A view of Exit 2 of Suminagyo Station, which was closed due to an escalator backing up on August 8. News
The 9-meter-long escalator was installed in 2009. Anti-backsliding devices are mandatory for escalators installed after July 2014, but it is unclear if they were installed on the device in question. It was also not subject to a detailed safety inspection 15 years after installation. A routine monthly inspection conducted by the Korea Railroad Corporation (Korail) through a contractor last October and a safety inspection by the Korea Elevator Safety Corporation last September both found no abnormalities. “We will conduct a detailed analysis to determine the cause,” said a Korail official.

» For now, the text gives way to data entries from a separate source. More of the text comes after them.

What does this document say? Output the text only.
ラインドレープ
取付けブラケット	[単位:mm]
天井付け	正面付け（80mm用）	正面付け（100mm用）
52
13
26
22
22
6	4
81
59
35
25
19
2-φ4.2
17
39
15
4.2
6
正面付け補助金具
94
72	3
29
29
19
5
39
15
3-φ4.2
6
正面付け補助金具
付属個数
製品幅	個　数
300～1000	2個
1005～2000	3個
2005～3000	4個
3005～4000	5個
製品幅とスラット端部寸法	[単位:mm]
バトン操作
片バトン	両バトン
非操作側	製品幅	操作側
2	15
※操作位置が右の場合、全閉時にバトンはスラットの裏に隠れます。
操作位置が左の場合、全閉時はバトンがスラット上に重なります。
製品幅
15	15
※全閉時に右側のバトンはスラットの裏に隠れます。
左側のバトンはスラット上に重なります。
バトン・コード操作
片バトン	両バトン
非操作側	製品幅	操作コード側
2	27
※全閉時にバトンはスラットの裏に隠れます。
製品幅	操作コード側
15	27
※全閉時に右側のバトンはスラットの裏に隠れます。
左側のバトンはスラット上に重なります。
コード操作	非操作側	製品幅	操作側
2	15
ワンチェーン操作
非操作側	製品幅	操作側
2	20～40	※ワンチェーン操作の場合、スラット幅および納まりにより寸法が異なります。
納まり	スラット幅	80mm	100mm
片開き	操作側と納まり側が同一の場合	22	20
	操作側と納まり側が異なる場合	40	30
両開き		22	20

Some have pointed out that the safety checks were not done properly. Residents are agitated. A resident of Sunae-dong said, “In April, a citizen was killed in the collapse of a nearby gazebo bridge, and now it has happened again.” On a local online bulletin board, people wrote, “Safety inspections should be strengthened as unbelievable things have happened one after another.”

At 8:19 a.m. on the 8th, an escalator backed up at Sunae Station on the Bundang Line of the subway in Sunae-dong, Bundang-gu, Seongnam-si, Gyeonggi-do, injuring 14 people on their way to work. This photo shows the scene of the accident, courtesy of the Gyeonggi-do Fire and Disaster Management Center.
The incident bears a striking resemblance to an escalator backup accident that occurred 10 years ago in July 2013 at Yatap Station on the nearby Bundang Line, where 39 people were injured. In that case, an upward escalator ran backwards, causing chaos, but it was found that a maintenance contractor had replaced the gear connecting the reducer and motor with a “fake” instead of the original.

In 2017 and 2018, nine and 28 people were injured at Ansan and Daejeon stations, respectively, when escalators going up from the first floor to the second floor moved in the opposite direction. At the time, the government conducted emergency inspections of escalators in subway stations, bus terminals, airports, and railways, but accidents continue to occur. Escalators installed after 2014 are required to prevent reverse travel, but there are 26,128 escalators installed before then.

“It is necessary to install additional anti-reverse running devices on escalators installed before 2014,” said an expert, adding, “It is necessary to use parts that meet the exact specifications, but cheap, low-quality parts or poor management lead to accidents.”